129: Vidya Krishnan - Strategic Systems-based Upskilling to Enable Internal Talent Mobility
Vidya Krishnan, Chief Learning Officer at Ericsson, combines her engineering experience, systems thinking, and love of learning to connect core upskilling with corporate strategy. For Vidya, learning at the speed of technology development requires a learning mindset and future-focused dynamic approach to jobs and skills. Vidya explains how a project marketplace enables internal talent mobility: redesigning work with a skills-focus; facilitating evolution to ‘resource fluidity’; and allowing organic shifts into emerging areas as employees gravitate towards where work is flowing. Vidya recommends stability management with change management.
TAKEAWAYS
[02:06] Vidya studies electrical engineering influenced by her family’s engineering legacy.
[03:16] Deeply admiring engineering and loving learning, Vidya admits she had ‘will before skill’.
[04:14] Vidya promotes internships: good summertime feedback boosts her while some college studies challenge.
[05:07] For personal reasons Vidya leaves AT&T joining Nortel (acquired by Ericsson) in Dallas.
[06:19] Always an engineer, now focused on people’s experiences in L&D, Vidya loves teaching.
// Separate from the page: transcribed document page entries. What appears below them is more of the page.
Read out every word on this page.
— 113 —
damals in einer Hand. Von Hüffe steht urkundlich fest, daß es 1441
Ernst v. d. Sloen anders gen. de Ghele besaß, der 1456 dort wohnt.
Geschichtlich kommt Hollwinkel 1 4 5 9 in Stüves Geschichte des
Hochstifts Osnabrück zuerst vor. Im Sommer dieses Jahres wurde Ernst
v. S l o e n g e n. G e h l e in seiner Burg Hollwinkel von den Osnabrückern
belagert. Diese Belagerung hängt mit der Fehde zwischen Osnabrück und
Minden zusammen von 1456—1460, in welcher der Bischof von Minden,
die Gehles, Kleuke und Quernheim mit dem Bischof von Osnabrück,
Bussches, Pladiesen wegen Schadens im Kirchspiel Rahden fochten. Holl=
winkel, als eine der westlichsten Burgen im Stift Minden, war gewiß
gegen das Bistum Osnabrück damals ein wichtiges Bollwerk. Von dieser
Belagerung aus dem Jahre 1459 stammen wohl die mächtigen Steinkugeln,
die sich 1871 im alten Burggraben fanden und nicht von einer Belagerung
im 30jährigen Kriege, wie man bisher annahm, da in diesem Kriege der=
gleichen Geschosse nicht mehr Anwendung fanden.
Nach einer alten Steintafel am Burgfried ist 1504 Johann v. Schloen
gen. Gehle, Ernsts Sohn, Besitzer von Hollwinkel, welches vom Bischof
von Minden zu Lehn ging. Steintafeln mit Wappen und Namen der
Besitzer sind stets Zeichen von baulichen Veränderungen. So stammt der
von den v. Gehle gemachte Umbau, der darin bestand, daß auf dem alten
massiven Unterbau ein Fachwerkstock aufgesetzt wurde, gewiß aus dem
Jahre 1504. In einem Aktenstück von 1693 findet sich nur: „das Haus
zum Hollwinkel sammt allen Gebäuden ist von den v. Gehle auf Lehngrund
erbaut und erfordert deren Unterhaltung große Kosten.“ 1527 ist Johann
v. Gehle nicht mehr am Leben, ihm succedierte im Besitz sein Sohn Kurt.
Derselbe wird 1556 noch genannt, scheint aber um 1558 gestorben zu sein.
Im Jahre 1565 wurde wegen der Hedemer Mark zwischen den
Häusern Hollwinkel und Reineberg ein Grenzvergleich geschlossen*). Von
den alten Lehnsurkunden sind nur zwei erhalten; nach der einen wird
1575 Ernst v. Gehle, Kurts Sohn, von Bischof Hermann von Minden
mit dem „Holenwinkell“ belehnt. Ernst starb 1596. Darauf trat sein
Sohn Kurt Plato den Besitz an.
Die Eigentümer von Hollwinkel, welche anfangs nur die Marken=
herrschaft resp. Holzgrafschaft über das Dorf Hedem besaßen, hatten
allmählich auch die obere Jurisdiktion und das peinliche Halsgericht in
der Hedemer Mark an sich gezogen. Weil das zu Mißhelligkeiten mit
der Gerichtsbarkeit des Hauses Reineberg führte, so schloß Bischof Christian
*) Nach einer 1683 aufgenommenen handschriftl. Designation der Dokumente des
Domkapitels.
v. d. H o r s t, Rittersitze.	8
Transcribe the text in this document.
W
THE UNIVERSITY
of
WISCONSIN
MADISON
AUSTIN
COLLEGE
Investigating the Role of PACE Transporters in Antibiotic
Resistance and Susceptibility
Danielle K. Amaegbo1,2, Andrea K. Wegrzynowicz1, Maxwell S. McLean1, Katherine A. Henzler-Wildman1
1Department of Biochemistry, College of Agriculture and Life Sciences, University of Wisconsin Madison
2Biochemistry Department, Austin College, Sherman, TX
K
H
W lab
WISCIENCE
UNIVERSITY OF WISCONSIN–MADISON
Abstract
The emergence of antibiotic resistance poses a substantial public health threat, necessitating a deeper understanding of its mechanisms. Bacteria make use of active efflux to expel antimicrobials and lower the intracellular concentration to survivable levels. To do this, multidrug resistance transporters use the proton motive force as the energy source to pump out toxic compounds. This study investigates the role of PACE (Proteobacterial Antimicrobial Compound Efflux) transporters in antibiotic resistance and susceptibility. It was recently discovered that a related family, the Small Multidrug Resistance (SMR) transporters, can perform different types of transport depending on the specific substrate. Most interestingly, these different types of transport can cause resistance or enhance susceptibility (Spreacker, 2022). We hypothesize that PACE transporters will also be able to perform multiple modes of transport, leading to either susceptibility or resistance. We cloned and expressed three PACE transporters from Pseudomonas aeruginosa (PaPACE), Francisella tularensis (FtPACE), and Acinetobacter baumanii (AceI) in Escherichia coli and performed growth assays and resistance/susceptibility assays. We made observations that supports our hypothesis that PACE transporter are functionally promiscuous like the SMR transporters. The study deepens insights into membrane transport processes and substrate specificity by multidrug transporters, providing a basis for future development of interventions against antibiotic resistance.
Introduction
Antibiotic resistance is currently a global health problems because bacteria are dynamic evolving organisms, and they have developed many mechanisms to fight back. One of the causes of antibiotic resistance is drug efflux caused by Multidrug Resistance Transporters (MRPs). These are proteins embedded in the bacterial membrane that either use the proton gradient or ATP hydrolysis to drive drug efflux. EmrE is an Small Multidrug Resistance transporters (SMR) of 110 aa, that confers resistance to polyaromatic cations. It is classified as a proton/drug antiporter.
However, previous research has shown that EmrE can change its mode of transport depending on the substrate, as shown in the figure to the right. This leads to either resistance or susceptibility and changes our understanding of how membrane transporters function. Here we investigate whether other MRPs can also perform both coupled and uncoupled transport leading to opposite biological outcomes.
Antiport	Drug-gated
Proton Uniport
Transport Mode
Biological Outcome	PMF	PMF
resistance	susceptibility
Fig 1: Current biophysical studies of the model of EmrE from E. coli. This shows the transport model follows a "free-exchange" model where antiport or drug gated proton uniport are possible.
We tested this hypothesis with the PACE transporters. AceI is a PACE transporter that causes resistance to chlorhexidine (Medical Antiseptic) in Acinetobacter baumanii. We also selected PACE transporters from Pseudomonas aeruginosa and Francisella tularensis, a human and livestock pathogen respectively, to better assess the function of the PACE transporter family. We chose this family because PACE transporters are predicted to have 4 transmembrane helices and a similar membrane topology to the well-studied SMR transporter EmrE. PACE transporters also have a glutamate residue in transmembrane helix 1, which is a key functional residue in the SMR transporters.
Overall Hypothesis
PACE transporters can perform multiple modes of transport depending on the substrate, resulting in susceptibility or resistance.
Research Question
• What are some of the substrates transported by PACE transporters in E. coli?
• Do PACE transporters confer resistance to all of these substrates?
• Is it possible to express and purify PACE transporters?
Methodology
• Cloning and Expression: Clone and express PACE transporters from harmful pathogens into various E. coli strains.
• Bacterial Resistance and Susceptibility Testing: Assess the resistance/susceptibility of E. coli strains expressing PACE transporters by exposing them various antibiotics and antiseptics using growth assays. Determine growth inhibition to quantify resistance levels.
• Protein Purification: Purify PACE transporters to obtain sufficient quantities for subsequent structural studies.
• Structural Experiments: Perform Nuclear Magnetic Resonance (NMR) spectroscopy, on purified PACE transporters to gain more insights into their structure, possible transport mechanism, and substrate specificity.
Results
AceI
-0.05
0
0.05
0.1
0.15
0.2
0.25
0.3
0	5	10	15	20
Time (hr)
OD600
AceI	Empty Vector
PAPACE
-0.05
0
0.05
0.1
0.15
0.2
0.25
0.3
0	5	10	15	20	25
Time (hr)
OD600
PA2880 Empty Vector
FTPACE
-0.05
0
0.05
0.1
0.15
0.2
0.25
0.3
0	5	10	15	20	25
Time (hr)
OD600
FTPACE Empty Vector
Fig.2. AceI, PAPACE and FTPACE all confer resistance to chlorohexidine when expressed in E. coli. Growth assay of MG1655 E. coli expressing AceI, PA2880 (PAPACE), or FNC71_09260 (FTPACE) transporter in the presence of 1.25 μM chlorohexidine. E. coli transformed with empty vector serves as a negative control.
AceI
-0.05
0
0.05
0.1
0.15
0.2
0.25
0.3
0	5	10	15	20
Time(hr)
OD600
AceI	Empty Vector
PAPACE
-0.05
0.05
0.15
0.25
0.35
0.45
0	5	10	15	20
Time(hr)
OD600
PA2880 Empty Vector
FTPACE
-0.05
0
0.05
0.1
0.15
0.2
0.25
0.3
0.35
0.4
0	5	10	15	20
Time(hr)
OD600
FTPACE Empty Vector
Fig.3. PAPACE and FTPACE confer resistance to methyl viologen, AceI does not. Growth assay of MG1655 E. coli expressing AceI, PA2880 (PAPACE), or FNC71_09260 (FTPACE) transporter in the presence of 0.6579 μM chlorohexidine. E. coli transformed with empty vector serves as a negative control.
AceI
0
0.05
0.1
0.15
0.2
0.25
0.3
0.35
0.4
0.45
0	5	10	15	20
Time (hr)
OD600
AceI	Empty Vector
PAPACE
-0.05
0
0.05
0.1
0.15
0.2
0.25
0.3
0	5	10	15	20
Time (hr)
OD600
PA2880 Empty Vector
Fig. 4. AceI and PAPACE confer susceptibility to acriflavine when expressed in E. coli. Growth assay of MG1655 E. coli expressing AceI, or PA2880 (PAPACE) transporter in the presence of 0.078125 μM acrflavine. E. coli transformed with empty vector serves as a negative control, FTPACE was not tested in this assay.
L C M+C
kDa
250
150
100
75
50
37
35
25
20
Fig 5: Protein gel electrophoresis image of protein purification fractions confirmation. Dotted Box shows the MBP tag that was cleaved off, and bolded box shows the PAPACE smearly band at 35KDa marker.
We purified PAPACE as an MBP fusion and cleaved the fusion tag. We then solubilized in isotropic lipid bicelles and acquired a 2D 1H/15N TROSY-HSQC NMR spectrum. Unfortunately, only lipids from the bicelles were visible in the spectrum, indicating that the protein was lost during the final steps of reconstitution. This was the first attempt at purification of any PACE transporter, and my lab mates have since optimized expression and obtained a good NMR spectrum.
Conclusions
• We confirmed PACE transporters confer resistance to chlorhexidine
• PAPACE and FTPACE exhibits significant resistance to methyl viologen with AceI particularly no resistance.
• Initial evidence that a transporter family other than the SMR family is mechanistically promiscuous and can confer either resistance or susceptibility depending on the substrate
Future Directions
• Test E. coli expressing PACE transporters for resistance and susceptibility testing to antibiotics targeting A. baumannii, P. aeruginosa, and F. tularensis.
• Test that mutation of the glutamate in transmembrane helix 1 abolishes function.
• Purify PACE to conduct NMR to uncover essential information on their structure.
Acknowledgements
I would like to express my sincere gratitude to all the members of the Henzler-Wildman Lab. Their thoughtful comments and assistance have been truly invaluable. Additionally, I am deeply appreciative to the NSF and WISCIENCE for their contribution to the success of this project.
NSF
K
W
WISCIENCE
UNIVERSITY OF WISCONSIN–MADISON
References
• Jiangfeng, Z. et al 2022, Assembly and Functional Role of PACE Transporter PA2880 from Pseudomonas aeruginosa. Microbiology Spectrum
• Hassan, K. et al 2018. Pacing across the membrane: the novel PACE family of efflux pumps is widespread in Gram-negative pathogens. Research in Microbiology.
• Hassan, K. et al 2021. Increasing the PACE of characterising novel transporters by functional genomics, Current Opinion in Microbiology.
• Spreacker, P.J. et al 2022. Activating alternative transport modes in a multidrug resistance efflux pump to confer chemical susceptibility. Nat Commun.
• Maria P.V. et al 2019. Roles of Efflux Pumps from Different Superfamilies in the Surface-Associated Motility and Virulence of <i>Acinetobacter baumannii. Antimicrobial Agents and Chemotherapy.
[08:24] Learning is as the heart of every transformation for Vidya’s team and workplace.
[09:19] Learning even more from failure, by addressing both shame and ignorance after mistakes.
[11:11] Technology and people are inherently upgradable—ongoing learning at a tech company.
[12:34] How engineers need "power skills" like storytelling and managing stakeholders.
[14:05] Looking creatively to other industries, like aviation, to solve engineering challenges.
[16:49] Vidya has a double life for three years learning and networking at learning conferences.
[18:54] Managers want her to advance in engineering, but Vidya is determined to change field.
[19:45] Vidya overcomes self-doubt and family concerns while transitioning her career.
[21:15] After three years, Vidya transitions horizontally into technical training for customers.
[22:56] Becoming a studio offering digital learning using multimedia and experiential techniques.
[23:41] How to create capabilities that customers will pay for and employees value.
[27:00] Systems thinking to describe work’s three dimensions: digital ecosystem, business system, and culture system.
[30:14] A systems vs programmatic approach to work is strategic and natural at a tech company.
[31:20] Skills development is vital and therefore must be connected to company strategy.
[33:21] Constructing a framework where skills are derivative of corporate strategy.
[34:20] Starting with the one skill that is most consequential to the strategy—less is more.
[36:20] Two sets of skills—global critical skills (top down) and job role skills (bottom up).
[37:30] Digitalizing a job architecture starts development of a skills taxonomy.
[38:23] Getting on the skills games board through credentialing and contribution.
[39:13] To be future focused, skills and job roles are digitalized into a relational database.
[40:40] Skills’ journey phases: initialize, mobilize, and capitalize advancing with winnable games.
[43:10] "Resource fluidity" is where employees’ skills are not confined to their job role—reskill and constantly redeploy.
[44:45] A talent marketplace that is a project marketplace redesigns work to put skills to work.
[47:43] Disaggregating work into projects enables work packages doable outside of people’s day jobs—a third space—to develop new skills.
[50:30] Enabling employees to gravitate towards emerging areas from eroding areas.
[51:35] The hypothesis that progressive career reinvention at scale will pay for itself.
[52:25] A project marketplace creates capability and expands capacity.
[54:50] Partnership is the new leadership, and co-creation and co-ownership are key to execution.
[56:10] Stability management needs to accompany change management.
[57:16] How business cross-functionality can allow varied thinking and ‘wicked’ problem solving.
[58:13] Project marketplace decouples work from many traditional boundaries.
[01:00:21] IMMEDIATE ACTION TIP: Start now. Start small with one critical skill. Connect it to strategy, which is done systematically.